Policy Roundup: Economics
A weekly briefing by Wake Up To Politics economic contributor Davis Giangiulio.
The Federal Reserve signaled on Wednesday that pandemic-era economic policies could slowly be coming to an end. Federal Reserve Chairman Jay Powell said in a press conference said that “it’s time for us to begin to taper” with the bond purchases the Fed has been making since March 2020 to support the economy. After keeping interest rates low throughout the pandemic, half of Fed policymakers now say they expect to see interest rate hikes coming as soon as next year.
Meanwhile, the Fed has also become more pessimistic about the speed of the economic recovery. The central bank now forecasts that GDP will expand by 5.9 percent this year, compared to their June projection of a 7 percent gain, and that inflation will increase 4.2 percent this year, compared to their 3.4 percent projection in June. However, the Fed still sees the inflation as being transitory from the pandemic, despite lengthening expectations for how long it will last.
As the U.S. continues to fight Covid’s fourth wave, some are worried that the lack of continuing pandemic-era support mechanisms will harm recovery. When Covid hit, the government worked to intervene in the economy to prop it up. But many of the policies that helped in the first three waves are no longer here. The eviction moratorium is no more after a Supreme Court ruling. The expiration of expanded unemployment benefits has left many without extra help, and isn’t necessarily bringing people back to work in big numbers. And even the Fed is slowly pulling back its support for the economy.

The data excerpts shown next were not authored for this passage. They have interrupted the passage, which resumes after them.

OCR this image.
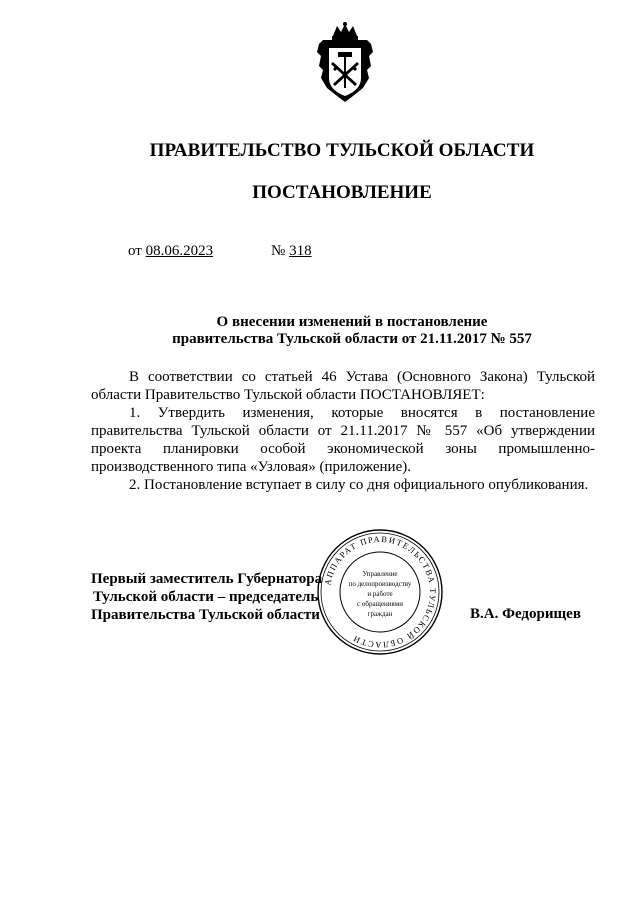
ПРАВИТЕЛЬСТВО ТУЛЬСКОЙ ОБЛАСТИ
ПОСТАНОВЛЕНИЕ
от 08.06.2023	№ 318
О внесении изменений в постановление
правительства Тульской области от 21.11.2017 № 557

В соответствии со статьей 46 Устава (Основного Закона) Тульской области Правительство Тульской области ПОСТАНОВЛЯЕТ:

1. Утвердить изменения, которые вносятся в постановление правительства Тульской области от 21.11.2017 № 557 «Об утверждении проекта планировки особой экономической зоны промышленно-производственного типа «Узловая» (приложение).

2. Постановление вступает в силу со дня официального опубликования.

Первый заместитель Губернатора
Тульской области – председатель
Правительства Тульской области	В.А. Федорищев
АППАРАТ ПРАВИТЕЛЬСТВА ТУЛЬСКОЙ ОБЛАСТИ
Управление
по делопроизводству
и работе
с обращениями
граждан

With these programs now gone, some fear there isn’t enough holistic support to get through this surge of the virus. “Fall will be slower for all of us because we’ve withdrawn the support,” William Spriggs, a Howard University professor and the chief economist of the AFL-CIO, told the New York Times. “There will be a slowdown in the labor market, and it will be disproportionately Black and brown workers who will have to deal with it.”

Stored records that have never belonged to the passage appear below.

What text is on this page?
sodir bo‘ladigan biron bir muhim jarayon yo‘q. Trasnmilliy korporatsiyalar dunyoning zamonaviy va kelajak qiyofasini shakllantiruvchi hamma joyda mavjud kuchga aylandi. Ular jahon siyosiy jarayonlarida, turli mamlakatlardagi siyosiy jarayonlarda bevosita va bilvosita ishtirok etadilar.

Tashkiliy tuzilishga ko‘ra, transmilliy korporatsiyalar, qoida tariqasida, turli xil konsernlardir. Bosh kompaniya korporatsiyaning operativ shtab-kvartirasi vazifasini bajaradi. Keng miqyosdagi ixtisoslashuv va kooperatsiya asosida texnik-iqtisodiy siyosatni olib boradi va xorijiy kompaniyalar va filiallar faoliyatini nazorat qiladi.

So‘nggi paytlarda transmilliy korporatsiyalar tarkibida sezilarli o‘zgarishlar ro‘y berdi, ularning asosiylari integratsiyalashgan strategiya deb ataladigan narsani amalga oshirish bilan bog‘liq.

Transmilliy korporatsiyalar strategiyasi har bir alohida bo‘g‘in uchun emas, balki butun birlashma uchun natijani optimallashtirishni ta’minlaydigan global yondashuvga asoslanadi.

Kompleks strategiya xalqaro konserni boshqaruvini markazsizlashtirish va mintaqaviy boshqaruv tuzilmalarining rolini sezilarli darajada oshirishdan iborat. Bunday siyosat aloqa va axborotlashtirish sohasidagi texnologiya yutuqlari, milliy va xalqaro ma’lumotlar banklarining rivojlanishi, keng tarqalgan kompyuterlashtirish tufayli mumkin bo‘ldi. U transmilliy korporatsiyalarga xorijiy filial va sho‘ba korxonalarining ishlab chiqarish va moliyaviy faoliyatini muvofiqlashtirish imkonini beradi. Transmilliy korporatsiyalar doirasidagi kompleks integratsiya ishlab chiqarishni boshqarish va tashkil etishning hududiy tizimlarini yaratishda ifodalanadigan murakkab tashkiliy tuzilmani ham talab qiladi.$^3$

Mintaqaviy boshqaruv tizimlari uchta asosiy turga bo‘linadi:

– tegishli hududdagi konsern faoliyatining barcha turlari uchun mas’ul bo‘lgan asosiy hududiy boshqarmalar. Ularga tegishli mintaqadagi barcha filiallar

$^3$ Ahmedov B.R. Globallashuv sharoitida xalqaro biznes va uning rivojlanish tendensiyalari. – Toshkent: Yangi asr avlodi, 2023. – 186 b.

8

There are some bright spots, however: Many parts of the economy, including jobless claims and new jobs figures, continue to slowly improve, even if it’s not as fast as would be preferred.
All times Eastern, unless otherwise noted.
President Joe Biden will receive his daily intelligence briefing at 10 a.m. He has no other items on his public schedule.
Vice President Kamala Harris will join Biden for his 10 a.m. briefing. At 3:30 p.m., she will host a reception for members of the Congressional Hispanic Caucus in honor of National Hispanic Heritage Month.
White House Press Secretary Jen Psaki will hold her daily press briefing at 1 p.m.
The Senate will convene at 3 p.m. Following Leader remarks, the chamber will resume consideration of H.R. 5305, the House-passed continuing resolution (CR) to extend government funding through December 3 of this year and suspend the debt ceiling through December 16, 2022.
At 5:30 p.m., the Senate will hold a cloture vote on the CR, which will require 60 votes to advance. The measure is expected to fail due to Republican objections to the inclusion of the debt ceiling suspension.
The House will convene at 12 p.m. Following one-minute speeches, the chamber will recess until about 2:30 p.m. The chamber will then reconvene to consider five bills under “suspension of the rules”:
- H.R. 1693, the EQUAL Act
- H.R. 4981, to amend the Fentanyl Sanctions Act to modify certain deadlines relating to the Commission on Combating Synthetic Opioid Trafficking
- H.R. 4250, the War Crimes Rewards Expansion Act
- H.R. 1228, the Libya Stabilization Act
- H.R. 4686, the Cambodia Democracy Act
The chamber will also begin debate on the Senate amendment to H.R. 3684, the bipartisan infrastructure package, and on the rule setting up consideration of three additional bills:
- H.R. 3110, the PUMP for Nursing Mothers Act
- H.R. 3992, the POJA Act
- H.R. 2119, the Family Violence Prevention and Services Improvement Act
The Supreme Court is not in session.